Mas, tal como no caso da absorção, também aqui existem situações que não podem ser corrigidas. Por exemplo, se um edifício público tem um parque de estacionamento por baixo dele e a estrutura do parque de estacionamento é a mesma do edifício, então as vibrações dos carros serão transmitidas através da estrutura do pilar, afetando todo o edifício. Por esta razão, é aconselhável que um edifício silencioso não tenha um parque de estacionamento por baixo e, se não houver alternativa a não ser construí-lo, então é aconselhável que o edifício tenha estruturas independentes

 O mercado de hoje oferece todos os materiais que a aquitetura precisa para alcançar o conforto acústico?

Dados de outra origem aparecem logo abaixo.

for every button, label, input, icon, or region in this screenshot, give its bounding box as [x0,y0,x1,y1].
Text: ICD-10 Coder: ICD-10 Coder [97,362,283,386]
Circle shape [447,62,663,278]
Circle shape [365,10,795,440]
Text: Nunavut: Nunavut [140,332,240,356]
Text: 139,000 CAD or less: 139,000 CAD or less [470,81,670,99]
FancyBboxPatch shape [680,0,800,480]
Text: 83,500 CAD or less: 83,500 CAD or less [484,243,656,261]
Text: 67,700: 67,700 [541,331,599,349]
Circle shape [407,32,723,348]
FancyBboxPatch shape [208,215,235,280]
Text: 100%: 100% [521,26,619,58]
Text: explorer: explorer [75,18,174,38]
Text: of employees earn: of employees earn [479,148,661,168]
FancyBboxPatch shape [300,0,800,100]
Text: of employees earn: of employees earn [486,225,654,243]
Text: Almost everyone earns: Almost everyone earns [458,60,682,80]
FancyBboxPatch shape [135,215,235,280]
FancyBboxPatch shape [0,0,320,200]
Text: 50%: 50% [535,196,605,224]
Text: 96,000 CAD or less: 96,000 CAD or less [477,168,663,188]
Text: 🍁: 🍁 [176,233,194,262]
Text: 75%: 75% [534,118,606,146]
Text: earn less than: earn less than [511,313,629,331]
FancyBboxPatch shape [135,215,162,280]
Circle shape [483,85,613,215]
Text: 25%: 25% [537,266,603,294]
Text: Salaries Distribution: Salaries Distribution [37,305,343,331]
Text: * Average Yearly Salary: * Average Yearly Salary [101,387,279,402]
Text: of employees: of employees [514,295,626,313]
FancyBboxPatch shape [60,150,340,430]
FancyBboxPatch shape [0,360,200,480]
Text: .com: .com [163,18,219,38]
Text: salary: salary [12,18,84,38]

O campo dos materiais de construção em relação à acústica está constantemente a ser experimentado e a melhorar dia após dia. Hoje no mercado existem inúmeros materiais em relação à acústica que há 20 anos eram inimagináveis como produto industrial, como as placas perfuradas de Knauf que estamos agora a utilizar na Biblioteca Pública de Córdoba com resultados muito bons.

Este tipo de solução – neste caso para absorver o som – teve de ser fabricada seguindo os critérios de pessoas que conheciam a acústica. Temos de ter presente que, nos anos 50 e 60, já existiam tratados muito solventes sobre este assunto

Penso que se registaram muitos progressos nesta área e que as indústrias de materiais de construção conseguiram produzir materiais que os arquitetos podem utilizar diretamente e que são também fabricados com diferentes acabamentos.

As qualidades são um aspeto notável dos materiais, mas há outros aspetos a ter em conta, especialmente quando se trata de edifícios públicos. Sabemos que a cortiça, a lã, o veludo ou tecidos têm propriedades absorventes de som, por isso, se tivermos uma biblioteca, poderíamos pensar em colocar um tapete no chão e também desempenharia esta função. No entanto, é verdade que os pisos, pensando nos edifícios públicos, devem ser facilmente limpos e agora mais do que nunca desinfetáveis. Assim, as qualidades dos materiais devem ser equilibradas juntamente com outras questões funcionais

Que posição ocupa a acústica na trajetoria da Paredes Pedrosa Arquitectos?

Teatro Valle Inclán, Madrid. Foto Roland Halbe

 

Como gabinete de arquitetura, dedicámos todos os nossos esforços a obras públicas. Trabalhar neste domínio dá-nos a consciência de que o estamos a fazer com um propósito social e a acústica

também está presente neste contexto e em obras de diferentes escalas.

Usamos painéis absorventes de aglomerados prensadas nas salas de aula de uma pequena escola que projetamos em Gandía e aplicou-se as soluções que exigiam auditórios, teatros ou bibliotecas, como a que mencionei antes de Córdoba. No Teatro Valle Inclán, em Madrid, colocamos painéis metálicos perfurados cuja função absorvente pode variar em função da colocação, com o qual o som da sala é modificável. Na Al auditorio de Peñíscola o teto é de betão. Muitas pessoas pensam que o teto de uma sala de concertos deve ser feito de madeira, mas o betão também reflete bem o som.

Para nós, o conforto acústico não pode ser separado de uma série de confortos, que têm a ver com a distribuição do espaço ou a entrada da luz, e que arquitetura deve fornecer aos utilizadores. Os arquitetos devem fornecer soluções para os desafios que enfrentamos e, deste ponto de vista, não há trabalho pequeno ou menos importante.